For decades the random 12-core biopsy has been the mainstay for diagnosing prostate cancer. Unfortunately, there is a slew of problems that comes with random biopsy, including misdiagnosis, infection, and impotence. Over the last 10-15 years, prostate imaging has improved tremendously. Today, prostate imaging allows men to avoid the random 12-core biopsy and get more accurate results. Both the 3 Tesla multiparametric MRI (3T MP-MRI) and the color Doppler ultrasound are safe, accurate ways to detect and monitor prostate cancer.
Diagnosing Ambiguous Lesions
When a prostate specific antigen (PSA) test comes back high, imaging should be the next step. Prostate imaging can “see” all sorts of noncancerous lesions including scar tissue, areas of active prostatitis, and nodular areas from benign prostatic hyperplasia (BPH). Imaging can also detect prostate cancer. More importantly, imaging with 3T MP-MRI and color Doppler ultrasound can accurately pin point the cancer’s location in the prostate allowing for a targeted biopsy (see below).
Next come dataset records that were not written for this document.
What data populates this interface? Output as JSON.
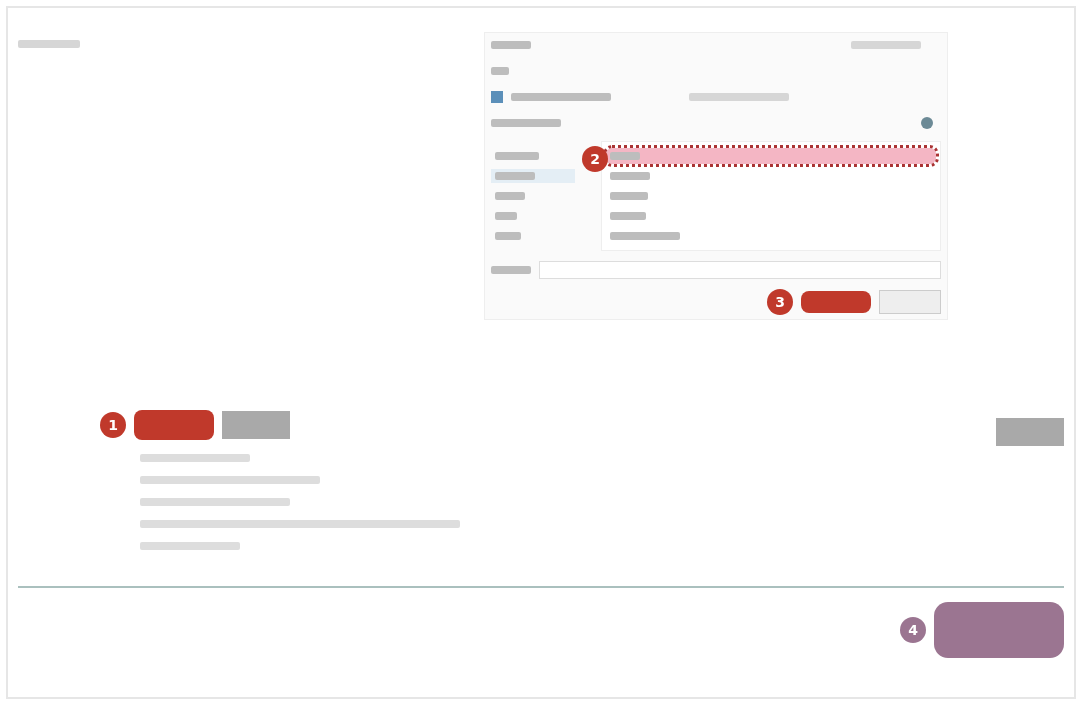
{
  "annotations": [
    {
      "number": "1",
      "color": "#c0392b"
    },
    {
      "number": "2",
      "color": "#c0392b"
    },
    {
      "number": "3",
      "color": "#c0392b"
    },
    {
      "number": "4",
      "color": "#9b7591"
    }
  ],
  "dialog": {
    "places": [
      {
        "selected": false
      },
      {
        "selected": true
      },
      {
        "selected": false
      },
      {
        "selected": false
      },
      {
        "selected": false
      }
    ],
    "files": [
      {
        "selected": true
      },
      {
        "selected": false
      },
      {
        "selected": false
      },
      {
        "selected": false
      },
      {
        "selected": false
      }
    ]
  }
}
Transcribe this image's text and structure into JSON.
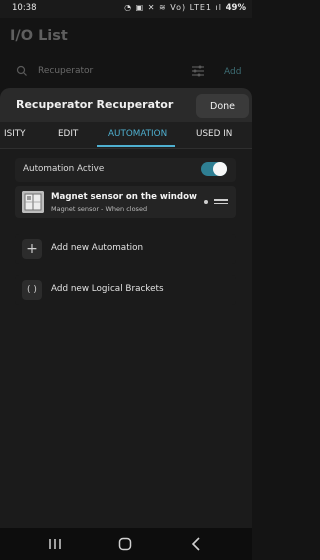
{
  "status_bar": {
    "time": "10:38",
    "icons": "◔ ▣ ✕ ≋ Vo) LTE1 ıl",
    "battery": "49%"
  },
  "background": {
    "title": "I/O List",
    "search_value": "Recuperator",
    "add_label": "Add"
  },
  "sheet": {
    "title": "Recuperator Recuperator",
    "done_label": "Done",
    "tabs": [
      {
        "label": "ISITY"
      },
      {
        "label": "EDIT"
      },
      {
        "label": "AUTOMATION"
      },
      {
        "label": "USED IN"
      }
    ],
    "active_tab": "AUTOMATION",
    "automation_active_label": "Automation Active",
    "automation_active": true,
    "items": [
      {
        "title": "Magnet sensor on the window",
        "subtitle": "Magnet sensor - When closed"
      }
    ],
    "actions": [
      {
        "label": "Add new Automation",
        "icon": "+"
      },
      {
        "label": "Add new Logical Brackets",
        "icon": "( )"
      }
    ]
  },
  "colors": {
    "accent": "#4fb0d0",
    "toggle_on": "#2f7f93"
  }
}
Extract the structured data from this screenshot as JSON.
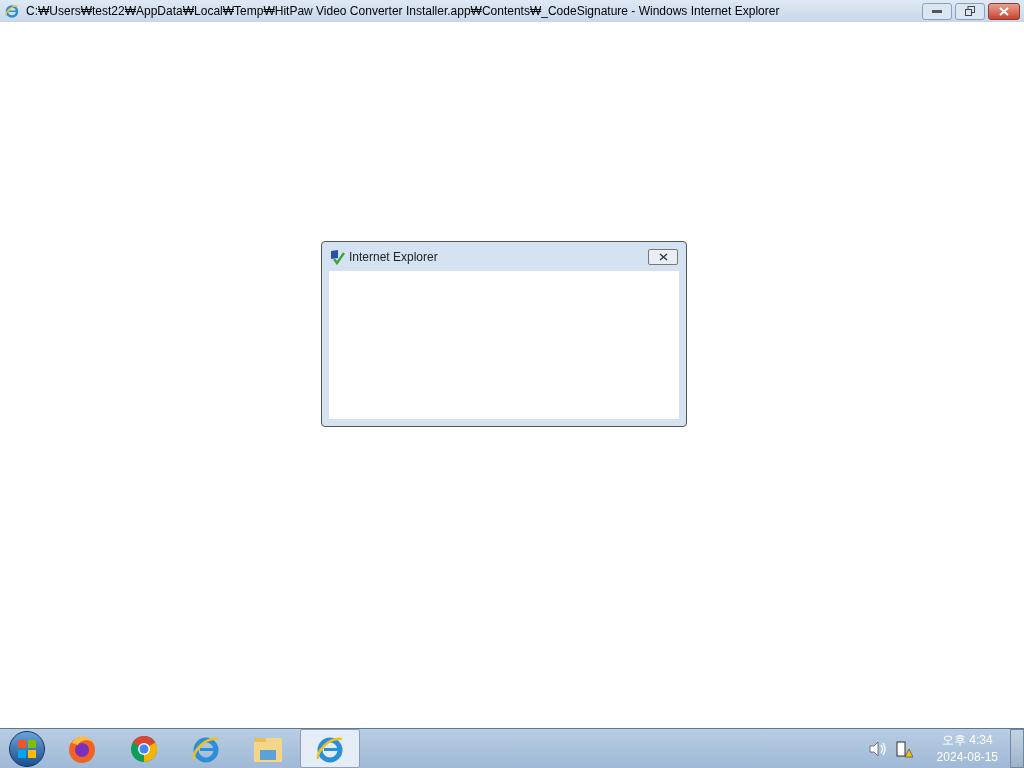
{
  "window": {
    "title": "C:₩Users₩test22₩AppData₩Local₩Temp₩HitPaw Video Converter Installer.app₩Contents₩_CodeSignature - Windows Internet Explorer"
  },
  "dialog": {
    "title": "Internet Explorer"
  },
  "taskbar": {
    "items": [
      {
        "kind": "firefox",
        "selected": false
      },
      {
        "kind": "chrome",
        "selected": false
      },
      {
        "kind": "ie",
        "selected": false
      },
      {
        "kind": "folder",
        "selected": false
      },
      {
        "kind": "ie",
        "selected": true
      }
    ],
    "clock": {
      "time": "오후 4:34",
      "date": "2024-08-15"
    }
  }
}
Lesion characteristics that a raise concern that cancer may be present are:
- Location in the peripheral zone rather than the transition zone
- Over a centimeter in size
- Bulging the prostate capsule
- Increased blood flow
- Low diffusion coefficient
- Growth on sequential scanning
Targeted Rather than Random Biopsies
When a suspicious lesion is detected, a targeted biopsy (a limited number of cores aimed directly at the lesion) is typically recommended. Imaging with 3T MP-MRI or color Doppler ultrasound directs the biopsy to the area of concern in the prostate. Lesions that are biopsy-negative, meaning they show no sign of cancer, or lesions that show low-grade cancer (Gleason 6), can be monitored without any treatment. If high-grade disease is diagnosed, further testing, staging, and treatment discussion is necessary.
Imaging for Monitoring Low-Grade Cancer
Studies clearly show that low-grade cancers (SKY stage) can be safely monitored without any immediate treatment in a process called active surveillance. The most commonly used active surveillance protocol relies on periodic random biopsy. Random biopsies use a spring-loaded needle gun to extract samples from various “random” locations in the prostate gland. Because of the location of the prostate (just under the bladder, wrapped in the nerves that control erections, and in close proximity to the rectum) random biopsies can result in serious infections and impotence (difficulty or inability to get erections). The random biopsy is also prone to missing high-grade cancers that are in under-sampled locations in the gland.
Fortunately, sequential imaging using 3T MP-MRI and color Doppler ultrasound accurately detects high-grade disease and overlooks low-grade disease, while avoiding the potential side-effects that come with random biopsy. This spares men the shock of an unnecessary cancer diagnosis and, in many cases, unwarranted treatment. As stated above, if while on active surveillance a new lesion develops or becomes an area of potential concern, a targeted biopsy should be discussed with a medical professional.
Scanning at a Center of Excellence
There are still relatively few centers that perform prostate imaging at the level of quality we are discussing. For example, three components are required to achieve reliable results with 3T MP-MRI:
- State-of-the-art, 3 Tesla hardware
- Technicians who are precisely trained in how to perform prostate imaging
- Physicians carefully trained specifically in the interpretation of prostate imaging
Similarly, accurate color Doppler ultrasound imaging should only be performed by physicians who are experienced in treating prostate cancer.
Despite these great improvements in prostate cancer imaging technology, many doctors are not yet aware (or comfortable using) this new technology. Every effort must be made to raise general awareness among patients and doctors alike about the advantages of imaging over random biopsy techniques in men with high PSA levels and in men diagnosed with low-grade cancer pursuing active surveillance.